Der Zentralverband des Deutschen Handwerks lobt die neue Ersatzbaustoffverordnung. Er fordert aber Nachbesserungen bei Bürokratieabbau, Rechtssicherheit und KMU-Tauglichkeit.

Jedes Jahr fallen rund 200 Mio. Tonnen mineralische Abfälle, etwa aus Bau- und Abbrucharbeiten, an. Sie können zu mineralischen Ersatzbaustoffen (MEB) aufbereitet und anschließend wieder im Tiefbau verwertet werden, wo sie Primärbaustoffe ersetzen. Mit der Ersatzbaustoffverordnung (ErsatzbaustoffV) wurde 2023 erstmalig eine bundeseinheitliche Regelung für die Verwertung mineralischer Abfälle als Ersatzbaustoffe geschaffen. Sie soll jetzt reformiert werden.

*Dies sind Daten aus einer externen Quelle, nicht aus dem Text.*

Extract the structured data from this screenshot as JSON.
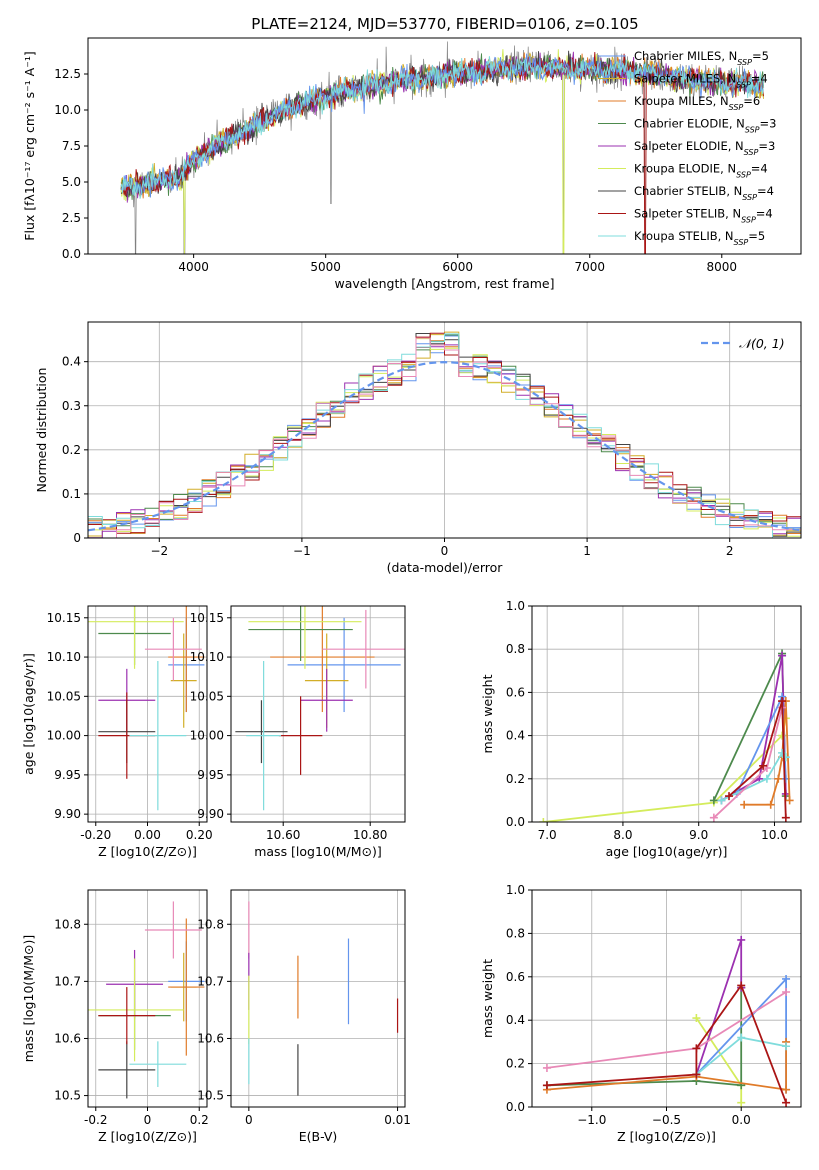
{
  "figure_title": "PLATE=2124, MJD=53770, FIBERID=0106, z=0.105",
  "colors": {
    "chabrier_miles": "#6495ed",
    "salpeter_miles": "#d2ae28",
    "kroupa_miles": "#e07b29",
    "chabrier_elodie": "#4d8a4d",
    "salpeter_elodie": "#9b30b0",
    "kroupa_elodie": "#d4ec5c",
    "chabrier_stelib": "#444444",
    "salpeter_stelib": "#aa1515",
    "kroupa_stelib": "#7fdcdc",
    "pink": "#e889b7",
    "normal": "#6495ed",
    "grid": "#b0b0b0",
    "spectrum_data": "#808080"
  },
  "chart_data": [
    {
      "id": "spectrum",
      "type": "line",
      "xlabel": "wavelength [Angstrom, rest frame]",
      "ylabel": "Flux [fλ10⁻¹⁷ erg cm⁻² s⁻¹ A⁻¹]",
      "xlim": [
        3200,
        8600
      ],
      "ylim": [
        0,
        15
      ],
      "xticks": [
        4000,
        5000,
        6000,
        7000,
        8000
      ],
      "yticks": [
        0.0,
        2.5,
        5.0,
        7.5,
        10.0,
        12.5
      ],
      "grid": false,
      "legend_position": "right",
      "legend": [
        "Chabrier MILES, N_SSP=5",
        "Salpeter MILES, N_SSP=4",
        "Kroupa MILES, N_SSP=6",
        "Chabrier ELODIE, N_SSP=3",
        "Salpeter ELODIE, N_SSP=3",
        "Kroupa ELODIE, N_SSP=4",
        "Chabrier STELIB, N_SSP=4",
        "Salpeter STELIB, N_SSP=4",
        "Kroupa STELIB, N_SSP=5"
      ],
      "continuum": [
        [
          3450,
          4.5
        ],
        [
          3600,
          4.8
        ],
        [
          3700,
          5.0
        ],
        [
          3800,
          5.2
        ],
        [
          3900,
          5.3
        ],
        [
          4000,
          6.6
        ],
        [
          4200,
          7.7
        ],
        [
          4400,
          8.6
        ],
        [
          4600,
          9.6
        ],
        [
          4800,
          10.4
        ],
        [
          5000,
          10.9
        ],
        [
          5200,
          11.4
        ],
        [
          5400,
          11.8
        ],
        [
          5600,
          12.1
        ],
        [
          5800,
          12.3
        ],
        [
          6000,
          12.5
        ],
        [
          6200,
          12.7
        ],
        [
          6400,
          12.9
        ],
        [
          6600,
          13.0
        ],
        [
          6800,
          12.9
        ],
        [
          7000,
          12.8
        ],
        [
          7200,
          12.8
        ],
        [
          7400,
          12.6
        ],
        [
          7600,
          12.3
        ],
        [
          7800,
          12.1
        ],
        [
          8000,
          11.9
        ],
        [
          8200,
          11.8
        ],
        [
          8320,
          11.7
        ]
      ],
      "dips": [
        {
          "x": 3930,
          "y": 0.0
        },
        {
          "x": 6800,
          "y": 0.0
        },
        {
          "x": 7420,
          "y": 0.0
        },
        {
          "x": 5040,
          "y": 3.5
        },
        {
          "x": 3560,
          "y": 0.0
        }
      ]
    },
    {
      "id": "residual_hist",
      "type": "histogram",
      "xlabel": "(data-model)/error",
      "ylabel": "Normed distribution",
      "xlim": [
        -2.5,
        2.5
      ],
      "ylim": [
        0,
        0.49
      ],
      "xticks": [
        -2,
        -1,
        0,
        1,
        2
      ],
      "yticks": [
        0.0,
        0.1,
        0.2,
        0.3,
        0.4
      ],
      "grid": true,
      "legend_position": "top-right",
      "legend": [
        "𝒩(0, 1)"
      ],
      "bin_width": 0.1
    },
    {
      "id": "age_vs_Z",
      "type": "scatter",
      "xlabel": "Z [log10(Z/Z⊙)]",
      "ylabel": "age  [log10(age/yr)]",
      "xlim": [
        -0.23,
        0.23
      ],
      "ylim": [
        9.89,
        10.165
      ],
      "xticks": [
        -0.2,
        0.0,
        0.2
      ],
      "yticks": [
        9.9,
        9.95,
        10.0,
        10.05,
        10.1,
        10.15
      ],
      "grid": true,
      "points": [
        {
          "color": "chabrier_miles",
          "x": 0.15,
          "xerr": 0.07,
          "y": 10.09,
          "yerr": 0.06
        },
        {
          "color": "salpeter_miles",
          "x": 0.14,
          "xerr": 0.05,
          "y": 10.07,
          "yerr": 0.06
        },
        {
          "color": "kroupa_miles",
          "x": 0.15,
          "xerr": 0.07,
          "y": 10.1,
          "yerr": 0.07
        },
        {
          "color": "chabrier_elodie",
          "x": -0.05,
          "xerr": 0.14,
          "y": 10.13,
          "yerr": 0.04
        },
        {
          "color": "salpeter_elodie",
          "x": -0.08,
          "xerr": 0.11,
          "y": 10.045,
          "yerr": 0.04
        },
        {
          "color": "kroupa_elodie",
          "x": -0.05,
          "xerr": 0.19,
          "y": 10.145,
          "yerr": 0.06
        },
        {
          "color": "chabrier_stelib",
          "x": -0.08,
          "xerr": 0.11,
          "y": 10.005,
          "yerr": 0.04
        },
        {
          "color": "salpeter_stelib",
          "x": -0.08,
          "xerr": 0.11,
          "y": 10.0,
          "yerr": 0.055
        },
        {
          "color": "kroupa_stelib",
          "x": 0.04,
          "xerr": 0.11,
          "y": 10.0,
          "yerr": 0.095
        },
        {
          "color": "pink",
          "x": 0.1,
          "xerr": 0.11,
          "y": 10.11,
          "yerr": 0.04
        }
      ]
    },
    {
      "id": "age_vs_mass",
      "type": "scatter",
      "xlabel": "mass [log10(M/M⊙)]",
      "ylabel": "",
      "xlim": [
        10.48,
        10.88
      ],
      "ylim": [
        9.89,
        10.165
      ],
      "xticks": [
        10.6,
        10.8
      ],
      "yticks": [
        9.9,
        9.95,
        10.0,
        10.05,
        10.1,
        10.15
      ],
      "grid": true,
      "points": [
        {
          "color": "chabrier_miles",
          "x": 10.74,
          "xerr": 0.13,
          "y": 10.09,
          "yerr": 0.06
        },
        {
          "color": "salpeter_miles",
          "x": 10.7,
          "xerr": 0.05,
          "y": 10.07,
          "yerr": 0.06
        },
        {
          "color": "kroupa_miles",
          "x": 10.69,
          "xerr": 0.12,
          "y": 10.1,
          "yerr": 0.07
        },
        {
          "color": "chabrier_elodie",
          "x": 10.64,
          "xerr": 0.12,
          "y": 10.135,
          "yerr": 0.04
        },
        {
          "color": "salpeter_elodie",
          "x": 10.7,
          "xerr": 0.06,
          "y": 10.045,
          "yerr": 0.04
        },
        {
          "color": "kroupa_elodie",
          "x": 10.65,
          "xerr": 0.13,
          "y": 10.145,
          "yerr": 0.06
        },
        {
          "color": "chabrier_stelib",
          "x": 10.55,
          "xerr": 0.06,
          "y": 10.005,
          "yerr": 0.04
        },
        {
          "color": "salpeter_stelib",
          "x": 10.64,
          "xerr": 0.05,
          "y": 10.0,
          "yerr": 0.05
        },
        {
          "color": "kroupa_stelib",
          "x": 10.555,
          "xerr": 0.04,
          "y": 10.0,
          "yerr": 0.095
        },
        {
          "color": "pink",
          "x": 10.79,
          "xerr": 0.1,
          "y": 10.11,
          "yerr": 0.05
        }
      ]
    },
    {
      "id": "massweight_vs_age",
      "type": "line",
      "xlabel": "age  [log10(age/yr)]",
      "ylabel": "mass weight",
      "xlim": [
        6.8,
        10.35
      ],
      "ylim": [
        0,
        1.0
      ],
      "xticks": [
        7,
        8,
        9,
        10
      ],
      "yticks": [
        0.0,
        0.2,
        0.4,
        0.6,
        0.8,
        1.0
      ],
      "grid": true,
      "series": [
        {
          "color": "kroupa_elodie",
          "points": [
            [
              6.95,
              0.0
            ],
            [
              9.2,
              0.09
            ],
            [
              10.1,
              0.4
            ],
            [
              10.15,
              0.48
            ]
          ]
        },
        {
          "color": "chabrier_elodie",
          "points": [
            [
              9.2,
              0.1
            ],
            [
              10.1,
              0.78
            ],
            [
              10.15,
              0.12
            ]
          ]
        },
        {
          "color": "salpeter_elodie",
          "points": [
            [
              9.3,
              0.1
            ],
            [
              9.8,
              0.2
            ],
            [
              10.1,
              0.77
            ],
            [
              10.15,
              0.13
            ]
          ]
        },
        {
          "color": "chabrier_miles",
          "points": [
            [
              9.5,
              0.13
            ],
            [
              10.1,
              0.58
            ],
            [
              10.15,
              0.2
            ]
          ]
        },
        {
          "color": "kroupa_miles",
          "points": [
            [
              9.6,
              0.08
            ],
            [
              9.95,
              0.08
            ],
            [
              10.05,
              0.2
            ],
            [
              10.1,
              0.3
            ],
            [
              10.15,
              0.56
            ],
            [
              10.2,
              0.1
            ]
          ]
        },
        {
          "color": "kroupa_stelib",
          "points": [
            [
              9.3,
              0.1
            ],
            [
              9.9,
              0.2
            ],
            [
              10.1,
              0.32
            ],
            [
              10.15,
              0.3
            ]
          ]
        },
        {
          "color": "pink",
          "points": [
            [
              9.2,
              0.02
            ],
            [
              9.9,
              0.25
            ],
            [
              10.1,
              0.53
            ]
          ]
        },
        {
          "color": "salpeter_stelib",
          "points": [
            [
              9.4,
              0.12
            ],
            [
              9.85,
              0.26
            ],
            [
              10.1,
              0.56
            ],
            [
              10.15,
              0.02
            ]
          ]
        }
      ]
    },
    {
      "id": "mass_vs_Z",
      "type": "scatter",
      "xlabel": "Z [log10(Z/Z⊙)]",
      "ylabel": "mass [log10(M/M⊙)]",
      "xlim": [
        -0.23,
        0.23
      ],
      "ylim": [
        10.48,
        10.86
      ],
      "xticks": [
        -0.2,
        0.0,
        0.2
      ],
      "yticks": [
        10.5,
        10.6,
        10.7,
        10.8
      ],
      "grid": true,
      "points": [
        {
          "color": "chabrier_miles",
          "x": 0.15,
          "xerr": 0.07,
          "y": 10.7,
          "yerr": 0.07
        },
        {
          "color": "salpeter_miles",
          "x": 0.14,
          "xerr": 0.05,
          "y": 10.69,
          "yerr": 0.06
        },
        {
          "color": "kroupa_miles",
          "x": 0.15,
          "xerr": 0.07,
          "y": 10.69,
          "yerr": 0.12
        },
        {
          "color": "chabrier_elodie",
          "x": -0.05,
          "xerr": 0.14,
          "y": 10.64,
          "yerr": 0.06
        },
        {
          "color": "salpeter_elodie",
          "x": -0.05,
          "xerr": 0.11,
          "y": 10.695,
          "yerr": 0.06
        },
        {
          "color": "kroupa_elodie",
          "x": -0.05,
          "xerr": 0.19,
          "y": 10.65,
          "yerr": 0.09
        },
        {
          "color": "chabrier_stelib",
          "x": -0.08,
          "xerr": 0.11,
          "y": 10.545,
          "yerr": 0.05
        },
        {
          "color": "salpeter_stelib",
          "x": -0.08,
          "xerr": 0.11,
          "y": 10.64,
          "yerr": 0.05
        },
        {
          "color": "kroupa_stelib",
          "x": 0.04,
          "xerr": 0.11,
          "y": 10.555,
          "yerr": 0.04
        },
        {
          "color": "pink",
          "x": 0.1,
          "xerr": 0.11,
          "y": 10.79,
          "yerr": 0.05
        }
      ]
    },
    {
      "id": "mass_vs_ebv",
      "type": "scatter",
      "xlabel": "E(B-V)",
      "ylabel": "",
      "xlim": [
        -0.0012,
        0.0105
      ],
      "ylim": [
        10.48,
        10.86
      ],
      "xticks": [
        0.0,
        0.01
      ],
      "yticks": [
        10.5,
        10.6,
        10.7,
        10.8
      ],
      "grid": true,
      "points": [
        {
          "color": "pink",
          "x": 0.0,
          "y": 10.79,
          "yerr": 0.05
        },
        {
          "color": "salpeter_elodie",
          "x": 0.0,
          "y": 10.7,
          "yerr": 0.05
        },
        {
          "color": "kroupa_elodie",
          "x": 0.0,
          "y": 10.65,
          "yerr": 0.06
        },
        {
          "color": "kroupa_stelib",
          "x": 0.0,
          "y": 10.56,
          "yerr": 0.04
        },
        {
          "color": "kroupa_miles",
          "x": 0.0033,
          "y": 10.69,
          "yerr": 0.055
        },
        {
          "color": "chabrier_stelib",
          "x": 0.0033,
          "y": 10.545,
          "yerr": 0.045
        },
        {
          "color": "chabrier_miles",
          "x": 0.0067,
          "y": 10.7,
          "yerr": 0.075
        },
        {
          "color": "salpeter_stelib",
          "x": 0.01,
          "y": 10.64,
          "yerr": 0.03
        }
      ]
    },
    {
      "id": "massweight_vs_Z",
      "type": "line",
      "xlabel": "Z [log10(Z/Z⊙)]",
      "ylabel": "mass weight",
      "xlim": [
        -1.4,
        0.4
      ],
      "ylim": [
        0,
        1.0
      ],
      "xticks": [
        -1.0,
        -0.5,
        0.0
      ],
      "yticks": [
        0.0,
        0.2,
        0.4,
        0.6,
        0.8,
        1.0
      ],
      "grid": true,
      "series": [
        {
          "color": "kroupa_elodie",
          "points": [
            [
              -0.3,
              0.41
            ],
            [
              0.0,
              0.1
            ],
            [
              0.0,
              0.02
            ]
          ]
        },
        {
          "color": "chabrier_elodie",
          "points": [
            [
              -1.3,
              0.1
            ],
            [
              -0.3,
              0.12
            ],
            [
              0.0,
              0.1
            ],
            [
              0.0,
              0.55
            ]
          ]
        },
        {
          "color": "salpeter_elodie",
          "points": [
            [
              -0.3,
              0.15
            ],
            [
              0.0,
              0.77
            ],
            [
              0.0,
              0.55
            ]
          ]
        },
        {
          "color": "chabrier_miles",
          "points": [
            [
              -0.3,
              0.15
            ],
            [
              0.3,
              0.59
            ],
            [
              0.3,
              0.08
            ]
          ]
        },
        {
          "color": "kroupa_miles",
          "points": [
            [
              -1.3,
              0.08
            ],
            [
              -0.3,
              0.14
            ],
            [
              0.3,
              0.08
            ],
            [
              0.3,
              0.3
            ]
          ]
        },
        {
          "color": "kroupa_stelib",
          "points": [
            [
              -0.3,
              0.15
            ],
            [
              0.0,
              0.32
            ],
            [
              0.3,
              0.28
            ]
          ]
        },
        {
          "color": "pink",
          "points": [
            [
              -1.3,
              0.18
            ],
            [
              -0.3,
              0.27
            ],
            [
              0.3,
              0.53
            ]
          ]
        },
        {
          "color": "salpeter_stelib",
          "points": [
            [
              -1.3,
              0.1
            ],
            [
              -0.3,
              0.15
            ],
            [
              -0.3,
              0.27
            ],
            [
              0.0,
              0.56
            ],
            [
              0.3,
              0.02
            ]
          ]
        }
      ]
    }
  ]
}
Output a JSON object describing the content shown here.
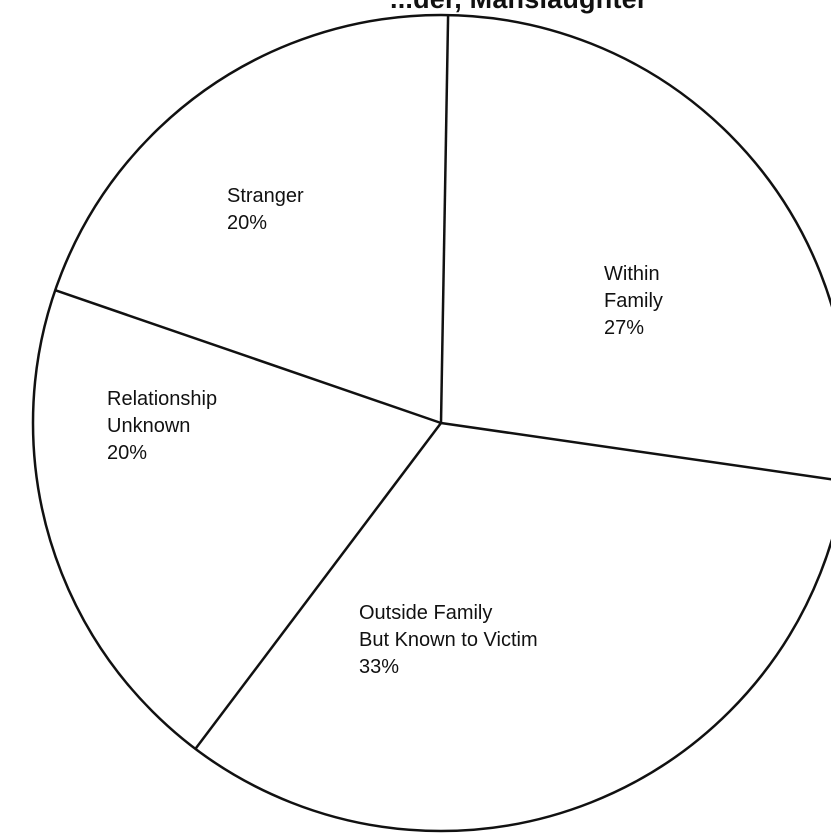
{
  "chart_data": {
    "type": "pie",
    "title": "...der, Manslaughter",
    "start_angle_deg": 1,
    "direction": "clockwise",
    "slices": [
      {
        "label_lines": [
          "Within",
          "Family"
        ],
        "value": 27,
        "value_label": "27%"
      },
      {
        "label_lines": [
          "Outside Family",
          "But Known to Victim"
        ],
        "value": 33,
        "value_label": "33%"
      },
      {
        "label_lines": [
          "Relationship",
          "Unknown"
        ],
        "value": 20,
        "value_label": "20%"
      },
      {
        "label_lines": [
          "Stranger"
        ],
        "value": 20,
        "value_label": "20%"
      }
    ]
  },
  "colors": {
    "line": "#111111",
    "fill": "#ffffff"
  }
}
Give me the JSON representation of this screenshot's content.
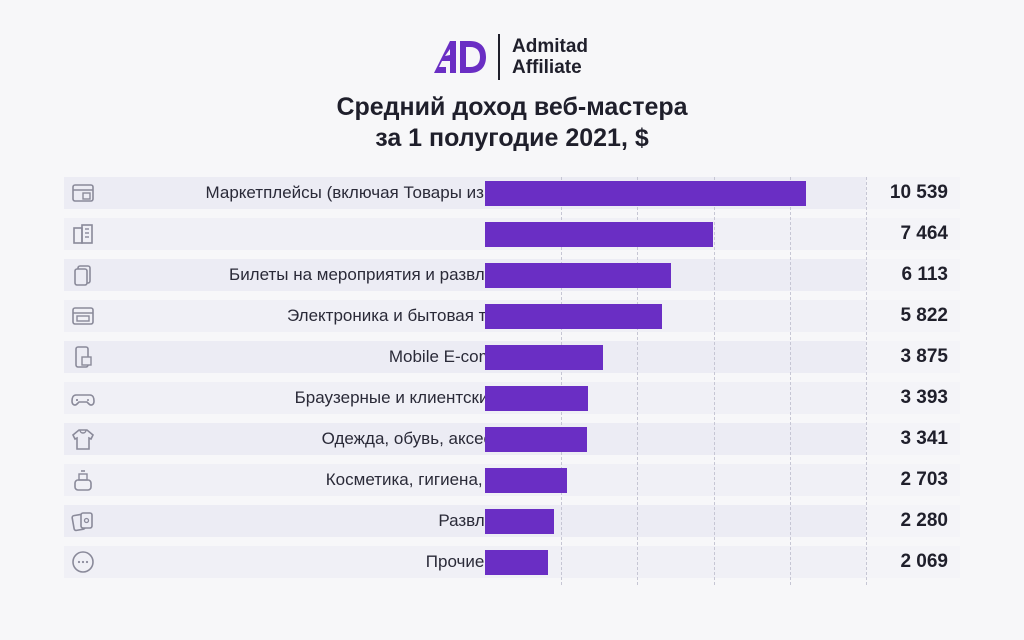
{
  "logo": {
    "brand_line1": "Admitad",
    "brand_line2": "Affiliate",
    "accent_color": "#6a2ec4"
  },
  "title": {
    "line1": "Средний доход веб-мастера",
    "line2": "за 1 полугодие 2021, $"
  },
  "chart_data": {
    "type": "bar",
    "orientation": "horizontal",
    "title": "Средний доход веб-мастера за 1 полугодие 2021, $",
    "categories": [
      "Маркетплейсы (включая Товары из Китая)",
      "Отели",
      "Билеты на мероприятия и развлечения",
      "Электроника и бытовая техника",
      "Mobile E-commerce",
      "Браузерные и клиентские игры",
      "Одежда, обувь, аксессуары",
      "Косметика, гигиена, аптеки",
      "Развлечения",
      "Прочие услуги"
    ],
    "values": [
      10539,
      7464,
      6113,
      5822,
      3875,
      3393,
      3341,
      2703,
      2280,
      2069
    ],
    "value_labels": [
      "10 539",
      "7 464",
      "6 113",
      "5 822",
      "3 875",
      "3 393",
      "3 341",
      "2 703",
      "2 280",
      "2 069"
    ],
    "icons": [
      "storefront-icon",
      "buildings-icon",
      "tickets-icon",
      "monitor-icon",
      "mobile-shop-icon",
      "gamepad-icon",
      "hoodie-icon",
      "cosmetics-icon",
      "cards-icon",
      "more-icon"
    ],
    "xlim": [
      0,
      12500
    ],
    "grid": true,
    "bar_color": "#6a2ec4"
  }
}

Der Zentralverband des Deutschen Handwerks (ZDH) unterstützt die Neufassung grundsätzlich und lobt die zahlreichen Verbesserungen, die der Referentenentwurf aufgreift.

Erleichterungen geplant

Die geplante Novelle adressiert viele praktische Probleme und soll den Vollzug der Ersatzbaustoffverordnung vereinfachen. Sie baut laut ZDH bestehende Hemmnisse für die Verwertung mineralischer Ersatzbaustoffe ab. Besonders begrüßt der Verband die Vereinheitlichung der Untersuchungsverfahren auf den Säulenkurztest. Diese Anpassung ermögliche vergleichbare Ergebnisse und verringere widersprüchliche Analysen, Mehrfachuntersuchungen sowie unnötige Kosten. 

Weitere positive Aspekte sind nach Ansicht des Verbands die betriebliche Probenahme durch Fachpersonal, Klarstellungen zu Grundwasserdeckschichten und regionalen Hintergrundwerten, dass Wasserschutzgebietsverordnungen nicht mehr grundsätzlich vorrangig sind, die verkürzte Voranzeigefrist, Sammellieferscheine und die Einführung einer Kleinmengenregelung.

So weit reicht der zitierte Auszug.